By default the query text is searched in any part of any database

But you can specify the fields where you are looking for

  • Title of a paper
  • author
  • date
  • taxonomic id

Entrez Examples in BLAST

protease NOT hiv1[organism]
This will limit a BLAST search to all proteases, except those in HIV 1.
1000:2000[slen]
This limits the search to entries with lengths between 1000 to 2000 bases for nucleotide entries, or 1000 to 2000 residues for protein entries.
Mus musculus[organism] AND biomol_mrna[properties]
This limits the search to mouse mRNA entries in the database. For common organisms, one can also select from the pulldown menu.

Entrez Examples

10000:100000[mlwt]
This is yet another example usage, which limits the search to protein sequences with calculated molecular weight between 10 kD to 100 kD.
src specimen voucher[properties]
This limits the search to entries that are annotated with a /specimen_voucher qualifier on the source feature.
all[filter] NOT environmental sample[filter] NOT metagenomes[orgn]
This excludes sequences from metagenome studies and uncultured sequences from anonymous environmental sample studies

What are the keywords for Entrez?

That is a very good question

Each database has its own fields

Should this be a Homework?

Databases

Assembly

genome assemblies

Gene

genes from completely sequenced genomes and that have an active research community to contribute gene-specific data

Genome

sequence and map data from the whole genomes. The genomes represent both completely sequenced genomes and those with sequencing in-progress

Databases

EST

(Expressed Sequence Tag) sequences from GenBank. Typically short single-pass reads from cDNA libraries generated in survey projects

GSS

(Genome Survey Sequence) from GenBank. These are the genomic equivalent of EST records

Nucleotide

Apart from sequence data in the EST and GSS divisions, this database contains all the sequence data from GenBank

Databases

SRA

sequencing data from the next generation sequencing platforms

Taxonomy

names and phylogenetic lineages of the more than 350,000 species that have molecular data in the NCBI databases

MeSH

(Medical Subject Headings) controlled vocabulary and classification system (ontology) used for indexing articles in PubMed. MeSH terminology provides a consistent way to retrieve information that may use different terminology for the same concepts

Databases

Protein

amino acid sequences created from the translations of coding regions provided on nucleotide records in GenBank, also imported from the outside protein-only data sources (PIR, UniProtKB/Swiss-Prot, Protein Research Foundation, Protein Data Bank)

Protein Clusters

collection of related protein sequences (clusters) consisting of Reference Sequence proteins that are encoded by complete prokaryotic genomes as well those encoded eukaryotic organelle plasmids and genomes.

Databases

Conserved Domains

protein domains represented by sequence alignments and profiles for protein domains conserved in molecular evolution. It also includes alignments of the domains to known three-dimensional protein structures in the MMDB database.

Structure

Molecular Modeling Database (MMDB) contains experimental data from crystallographic and NMR structure determinations.
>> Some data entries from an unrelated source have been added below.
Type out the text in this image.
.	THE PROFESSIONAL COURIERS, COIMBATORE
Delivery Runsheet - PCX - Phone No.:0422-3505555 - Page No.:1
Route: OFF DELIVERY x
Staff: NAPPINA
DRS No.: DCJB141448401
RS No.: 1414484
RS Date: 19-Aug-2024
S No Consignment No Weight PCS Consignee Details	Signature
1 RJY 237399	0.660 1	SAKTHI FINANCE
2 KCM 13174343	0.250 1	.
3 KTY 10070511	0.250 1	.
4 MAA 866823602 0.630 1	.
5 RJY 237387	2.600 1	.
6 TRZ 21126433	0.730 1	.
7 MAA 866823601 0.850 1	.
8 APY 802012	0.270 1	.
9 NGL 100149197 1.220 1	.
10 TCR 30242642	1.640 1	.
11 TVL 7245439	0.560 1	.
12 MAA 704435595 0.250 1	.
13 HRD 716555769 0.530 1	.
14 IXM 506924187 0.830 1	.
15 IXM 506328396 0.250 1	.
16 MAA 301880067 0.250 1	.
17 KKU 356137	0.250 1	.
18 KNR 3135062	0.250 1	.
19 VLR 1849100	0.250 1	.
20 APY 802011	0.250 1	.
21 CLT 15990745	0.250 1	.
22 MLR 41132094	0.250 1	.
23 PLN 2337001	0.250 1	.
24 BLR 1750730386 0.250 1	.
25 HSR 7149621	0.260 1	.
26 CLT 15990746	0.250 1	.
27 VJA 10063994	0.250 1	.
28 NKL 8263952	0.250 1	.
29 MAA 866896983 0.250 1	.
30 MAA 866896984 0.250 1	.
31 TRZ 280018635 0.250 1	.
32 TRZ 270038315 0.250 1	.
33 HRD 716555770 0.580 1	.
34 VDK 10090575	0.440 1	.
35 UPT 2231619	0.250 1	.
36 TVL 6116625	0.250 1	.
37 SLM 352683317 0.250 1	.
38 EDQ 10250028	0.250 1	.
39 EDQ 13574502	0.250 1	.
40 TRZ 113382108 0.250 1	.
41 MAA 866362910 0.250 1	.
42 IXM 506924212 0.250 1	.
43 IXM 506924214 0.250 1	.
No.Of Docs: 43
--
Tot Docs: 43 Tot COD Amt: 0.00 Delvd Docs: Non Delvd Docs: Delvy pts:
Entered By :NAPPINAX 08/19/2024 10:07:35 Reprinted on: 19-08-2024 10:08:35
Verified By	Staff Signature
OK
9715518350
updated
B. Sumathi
The data for MMDB are obtained from the Protein Data Bank (PDB)

Databases

HomoloGene

automatically generated sets of homologous genes and their corresponding mRNA, genomic, and protein sequence data from selected eukaryotic organisms.

SNP

(Single Nucleotide Polymorphism) database is a central repository for single nucleotide polymorphisms, microsatellites, and small-scale insertions and deletions

Databases

BioProject

complete and incomplete (in-progress) large-scale molecular projects including genome sequencing and assembly, transcriptome, metagenomic, annotation, expression and mapping projects.

BioSample

contains descriptions of biological source materials used in studies that have data in other NCBI molecular databases such as Assembly, Nucleotide and SRA.

BioSystems

interacting sets of biomolecules involved in metabolic and signaling pathways, disease states, and other biological processes

Databases

Bookshelf

full-text books that can be searched online and that are linked to PubMed records

NCBI Web Site Search

database of static NCBI web pages, documentation, and online tools

NLM Catalog

records for books, journals, audiovisuals, computer software, electronic resources, and other materials in the National Library of Medicine (NLM) collections

Databases

dbGaP

(Database of Genotypes and Phenotypes) results of studies on the interaction of genotype and phenotype

dbVAR

(Database of Genomic Structural Variation) contains information about large-scale genomic variation, including large insertions, deletions, translocations and inversions

Databases

GEO Datasets

curated gene expression and molecular abundance data sets from the Gene Expression Omnibus (GEO) repository of microarray data

GEO Profiles

individual gene expression and molecular abundance profiles assembled from the Gene Expression Omnibus (GEO) repository

Probe

nucleic acid reagents designed for use in a wide variety of biomedical research applications including genotyping, gene expression studies, SNP discovery, genome mapping, and gene silencing

Literature

PubMed

database of citations and abstracts for biomedical literature from MEDLINE and additional life science journals

PubMed Central

(PMC) is the U.S. National Library of Medicine's digital archive of life sciences journal literature. PMC contains full-text manuscripts deposited by authors or articles provided by the publisher

Other databases

  • MedGen
  • ClinVar
  • OMIM
  • PopSet
  • PubChem BioAssay
  • PubChem Compound
  • PubChem Substance
  • UniGene
  • GTR

Combining queries

Entrez queries can be single words, short phrases, sentences, database identifiers, gene symbols, or names

AND: Finds documents that contain terms on both sides of the operator terms, the intersection of both searches.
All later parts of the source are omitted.